Lors d'un point de presse tenu à Bécancour lundi matin sur l'avenir de Gentilly-2, Maude Montembeault a en effet demandé à la ministre Julie Boulet si elle était prête à appuyer le projet et ce, même s'il y avait des dépassement de coûts importants. Celle-ci a immédiatement rétorqué: «Écoutez, je ne suis pas innocente non plus», ce qui a déclenché un fou rire dans la salle. C'est à ce moment que le maire de Bécancour Maurice Richard a commenté la question en la qualifiant d'innocente. Yves Lévesque a pour sa part chuchoté ces mots dans l'oreille de Julie Boulet: «Elle, est stupide... moi je l'endure à tous les jours. Elle est tu innocente, elle.» (sic)

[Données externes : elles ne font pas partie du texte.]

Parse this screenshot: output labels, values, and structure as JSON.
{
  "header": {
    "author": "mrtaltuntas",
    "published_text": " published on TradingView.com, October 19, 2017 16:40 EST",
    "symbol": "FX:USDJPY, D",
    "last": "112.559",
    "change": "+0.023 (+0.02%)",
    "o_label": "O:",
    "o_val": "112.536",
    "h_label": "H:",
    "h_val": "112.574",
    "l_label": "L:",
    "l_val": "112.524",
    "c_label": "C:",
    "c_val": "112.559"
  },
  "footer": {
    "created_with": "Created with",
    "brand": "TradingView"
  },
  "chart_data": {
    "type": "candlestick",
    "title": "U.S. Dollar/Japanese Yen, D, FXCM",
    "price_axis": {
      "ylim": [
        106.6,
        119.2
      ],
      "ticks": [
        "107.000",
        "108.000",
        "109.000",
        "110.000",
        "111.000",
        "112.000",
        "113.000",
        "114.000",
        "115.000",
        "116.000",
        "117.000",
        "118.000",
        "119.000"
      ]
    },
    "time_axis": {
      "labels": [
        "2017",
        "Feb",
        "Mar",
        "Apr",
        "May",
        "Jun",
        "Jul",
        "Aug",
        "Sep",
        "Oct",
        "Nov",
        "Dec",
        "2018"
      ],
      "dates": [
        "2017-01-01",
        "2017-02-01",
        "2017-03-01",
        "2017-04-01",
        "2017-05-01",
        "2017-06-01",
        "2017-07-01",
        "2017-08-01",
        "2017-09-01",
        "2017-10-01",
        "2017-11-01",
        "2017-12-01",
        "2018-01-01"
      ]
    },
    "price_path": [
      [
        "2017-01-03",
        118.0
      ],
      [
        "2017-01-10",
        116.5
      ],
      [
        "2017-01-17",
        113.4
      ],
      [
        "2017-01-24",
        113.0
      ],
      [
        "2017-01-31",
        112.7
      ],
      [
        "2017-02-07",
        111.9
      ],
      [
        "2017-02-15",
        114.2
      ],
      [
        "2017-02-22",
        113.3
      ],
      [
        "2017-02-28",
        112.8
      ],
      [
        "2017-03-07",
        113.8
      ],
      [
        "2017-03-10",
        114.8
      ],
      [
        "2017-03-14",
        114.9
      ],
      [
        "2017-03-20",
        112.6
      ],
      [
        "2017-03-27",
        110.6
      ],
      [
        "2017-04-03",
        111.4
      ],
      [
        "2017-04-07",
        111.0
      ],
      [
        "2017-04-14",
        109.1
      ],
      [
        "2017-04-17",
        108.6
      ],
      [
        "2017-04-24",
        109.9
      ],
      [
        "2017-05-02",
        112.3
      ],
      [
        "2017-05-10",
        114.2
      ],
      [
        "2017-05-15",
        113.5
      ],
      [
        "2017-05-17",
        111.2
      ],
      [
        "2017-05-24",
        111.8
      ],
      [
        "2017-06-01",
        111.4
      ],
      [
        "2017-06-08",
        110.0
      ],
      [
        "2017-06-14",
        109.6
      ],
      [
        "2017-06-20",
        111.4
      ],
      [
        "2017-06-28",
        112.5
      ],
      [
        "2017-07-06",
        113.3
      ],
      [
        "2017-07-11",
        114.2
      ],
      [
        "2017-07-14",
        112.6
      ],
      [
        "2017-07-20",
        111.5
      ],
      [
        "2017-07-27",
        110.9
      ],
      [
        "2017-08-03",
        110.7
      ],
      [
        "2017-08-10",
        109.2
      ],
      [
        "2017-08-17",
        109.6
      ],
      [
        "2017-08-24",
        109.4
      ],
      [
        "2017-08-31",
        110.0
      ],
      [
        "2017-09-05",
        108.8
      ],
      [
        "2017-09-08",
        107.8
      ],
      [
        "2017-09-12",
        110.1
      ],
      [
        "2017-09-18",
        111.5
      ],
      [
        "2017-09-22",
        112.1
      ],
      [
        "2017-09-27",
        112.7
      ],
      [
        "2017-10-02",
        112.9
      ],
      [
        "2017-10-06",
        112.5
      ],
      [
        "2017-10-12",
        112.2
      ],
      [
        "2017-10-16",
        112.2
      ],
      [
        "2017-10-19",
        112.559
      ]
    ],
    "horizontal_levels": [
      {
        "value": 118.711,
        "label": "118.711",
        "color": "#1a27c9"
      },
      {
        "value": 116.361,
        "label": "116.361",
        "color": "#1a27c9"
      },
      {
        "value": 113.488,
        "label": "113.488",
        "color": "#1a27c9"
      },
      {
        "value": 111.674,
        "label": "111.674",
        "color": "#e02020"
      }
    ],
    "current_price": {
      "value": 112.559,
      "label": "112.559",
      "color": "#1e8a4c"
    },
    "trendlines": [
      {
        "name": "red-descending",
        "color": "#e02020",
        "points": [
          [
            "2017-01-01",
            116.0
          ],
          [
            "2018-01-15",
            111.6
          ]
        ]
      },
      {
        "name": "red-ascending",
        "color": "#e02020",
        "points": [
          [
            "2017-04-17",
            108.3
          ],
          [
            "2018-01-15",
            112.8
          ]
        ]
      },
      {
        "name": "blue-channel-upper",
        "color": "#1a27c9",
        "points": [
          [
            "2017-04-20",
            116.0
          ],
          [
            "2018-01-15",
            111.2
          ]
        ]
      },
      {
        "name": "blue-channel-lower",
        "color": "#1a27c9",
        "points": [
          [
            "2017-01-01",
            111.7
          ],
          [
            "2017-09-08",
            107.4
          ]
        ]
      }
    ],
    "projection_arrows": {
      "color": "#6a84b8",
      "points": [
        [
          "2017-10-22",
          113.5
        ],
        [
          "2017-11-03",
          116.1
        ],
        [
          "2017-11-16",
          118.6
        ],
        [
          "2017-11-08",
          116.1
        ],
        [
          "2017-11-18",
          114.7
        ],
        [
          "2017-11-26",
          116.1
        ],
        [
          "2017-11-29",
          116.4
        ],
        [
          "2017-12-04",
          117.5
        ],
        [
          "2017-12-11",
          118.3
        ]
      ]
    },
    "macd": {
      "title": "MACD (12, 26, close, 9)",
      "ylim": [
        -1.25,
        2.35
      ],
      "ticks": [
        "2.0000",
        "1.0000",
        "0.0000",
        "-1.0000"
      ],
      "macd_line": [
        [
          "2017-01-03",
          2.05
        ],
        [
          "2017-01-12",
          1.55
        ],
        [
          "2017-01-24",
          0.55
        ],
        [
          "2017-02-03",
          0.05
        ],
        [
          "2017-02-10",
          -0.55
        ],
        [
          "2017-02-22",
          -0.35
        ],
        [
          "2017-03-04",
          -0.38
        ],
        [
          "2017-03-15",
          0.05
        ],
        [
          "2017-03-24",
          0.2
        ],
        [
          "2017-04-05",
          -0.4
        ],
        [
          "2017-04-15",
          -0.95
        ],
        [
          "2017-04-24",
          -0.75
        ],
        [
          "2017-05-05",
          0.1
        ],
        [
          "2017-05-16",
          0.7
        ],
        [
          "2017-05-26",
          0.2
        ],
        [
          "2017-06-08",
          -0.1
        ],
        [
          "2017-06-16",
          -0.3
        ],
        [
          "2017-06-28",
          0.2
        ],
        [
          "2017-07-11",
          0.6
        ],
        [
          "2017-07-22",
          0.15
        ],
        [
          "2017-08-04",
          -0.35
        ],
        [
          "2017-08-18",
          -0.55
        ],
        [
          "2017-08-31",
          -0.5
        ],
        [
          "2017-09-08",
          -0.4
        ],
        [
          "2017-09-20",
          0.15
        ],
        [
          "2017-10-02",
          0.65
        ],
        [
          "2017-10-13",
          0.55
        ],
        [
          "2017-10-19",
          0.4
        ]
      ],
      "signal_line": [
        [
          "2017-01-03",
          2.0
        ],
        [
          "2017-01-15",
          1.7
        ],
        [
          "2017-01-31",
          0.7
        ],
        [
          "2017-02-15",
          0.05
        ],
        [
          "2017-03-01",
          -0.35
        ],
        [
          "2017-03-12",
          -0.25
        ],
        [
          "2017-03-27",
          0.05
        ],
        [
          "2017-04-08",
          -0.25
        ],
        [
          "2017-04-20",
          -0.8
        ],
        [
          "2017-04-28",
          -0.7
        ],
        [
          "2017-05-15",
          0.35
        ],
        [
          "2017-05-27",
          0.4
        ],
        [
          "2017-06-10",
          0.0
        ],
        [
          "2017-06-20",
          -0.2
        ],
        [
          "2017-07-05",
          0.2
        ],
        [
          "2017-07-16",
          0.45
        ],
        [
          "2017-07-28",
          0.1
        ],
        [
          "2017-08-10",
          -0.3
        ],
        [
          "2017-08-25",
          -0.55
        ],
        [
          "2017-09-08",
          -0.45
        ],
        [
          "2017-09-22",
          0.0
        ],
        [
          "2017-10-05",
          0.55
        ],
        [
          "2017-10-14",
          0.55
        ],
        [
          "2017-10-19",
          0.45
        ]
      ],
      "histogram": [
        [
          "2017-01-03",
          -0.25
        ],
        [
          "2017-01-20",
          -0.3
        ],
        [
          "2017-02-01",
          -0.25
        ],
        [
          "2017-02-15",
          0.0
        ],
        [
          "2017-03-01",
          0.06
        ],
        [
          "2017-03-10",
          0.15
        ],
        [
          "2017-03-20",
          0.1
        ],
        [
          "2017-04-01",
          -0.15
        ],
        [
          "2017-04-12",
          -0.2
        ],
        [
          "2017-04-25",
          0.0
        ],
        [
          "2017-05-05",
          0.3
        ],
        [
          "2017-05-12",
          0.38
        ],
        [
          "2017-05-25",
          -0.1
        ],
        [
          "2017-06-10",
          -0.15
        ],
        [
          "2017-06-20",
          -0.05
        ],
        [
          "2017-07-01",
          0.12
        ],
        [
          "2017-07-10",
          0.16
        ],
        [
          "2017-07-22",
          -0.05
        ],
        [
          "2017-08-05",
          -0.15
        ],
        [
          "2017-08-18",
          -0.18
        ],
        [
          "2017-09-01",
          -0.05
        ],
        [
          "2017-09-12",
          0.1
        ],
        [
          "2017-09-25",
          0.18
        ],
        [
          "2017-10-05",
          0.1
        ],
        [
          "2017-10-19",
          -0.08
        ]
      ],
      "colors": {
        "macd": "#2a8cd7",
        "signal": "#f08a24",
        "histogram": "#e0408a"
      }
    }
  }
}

Le hic est que ces propos ont été tenus devant des micros ouverts. La direction de Radio-Canada va donc dénoncer par écrit à l'administration municipale de Trois-Rivières les propos du maire Lévesque.

De son côté, la FPJQ-Mauricie considère que la question avait toute sa raison d'être, spécialement dans le cadre d'une conférence de presse portant sur la réfection de la centrale nucléaire. «Force est de constater que cette question inquiète de nombreux citoyens, qui n'étaient visiblement pas invités lors de cette assemblée partisane», a écrit au nom de l'exécutif, Paule Vermot-Desroches, présidente régionale de l'association professionnelle.

La FPJQ-Mauricie estime qu'il est indigne d'un élu comme le maire Yves Lévesque de tenir de tels propos à l'occasion d'une assemblée publique et demande des excuses. «Malheureusement, nous sommes forcés de constater que d'autres attaques personnelles se sont déjà produites à l'endroit de journalistes, attaques pour lesquelles nous avions préféré agir en privé afin de sensibiliser M. Lévesque à la réalité de notre travail. À notre avis, il s'agit clairement d'une tentative de nuire au travail des journalistes et de les empêcher de poser des questions légitimes.»

Rejoint hier après-midi à ce sujet, le maire Lévesque admet s'être laissé emporter par la question de Mme Montembeault. «Vous savez, j'ai le sang chaud. Il s'agit d'un dossier très important pour la région et qui suscite beaucoup d'émotions. J'ai trouvé que sa question, sa façon de la poser, était inappropriée et démesurée. La preuve: la ministre Boulet a elle-même répondu qu'elle n'était pas innocente», a-t-il déclaré.

Il a cependant pris soin de s'excuser. «Il peut m'arriver de traiter mes enfants de stupides; ça ne veut pas dire que je ne les aime pas. Je me suis laissé emporter par les émotions. Je m'en excuse mais il faut remettre le tout dans son contexte», a-t-il ajouté.

Quant à lui, le maire Maurice Richard considère que la journaliste aurait pu poser sa question différemment, ce qui en aurait assurément changé la perception. «Je crois qu'elle était tout simplement mal formulée mais personnellement, la question ne m'a pas dérangé. À titre de journaliste, elle a le droit de poser des questions», a-t-il conclu.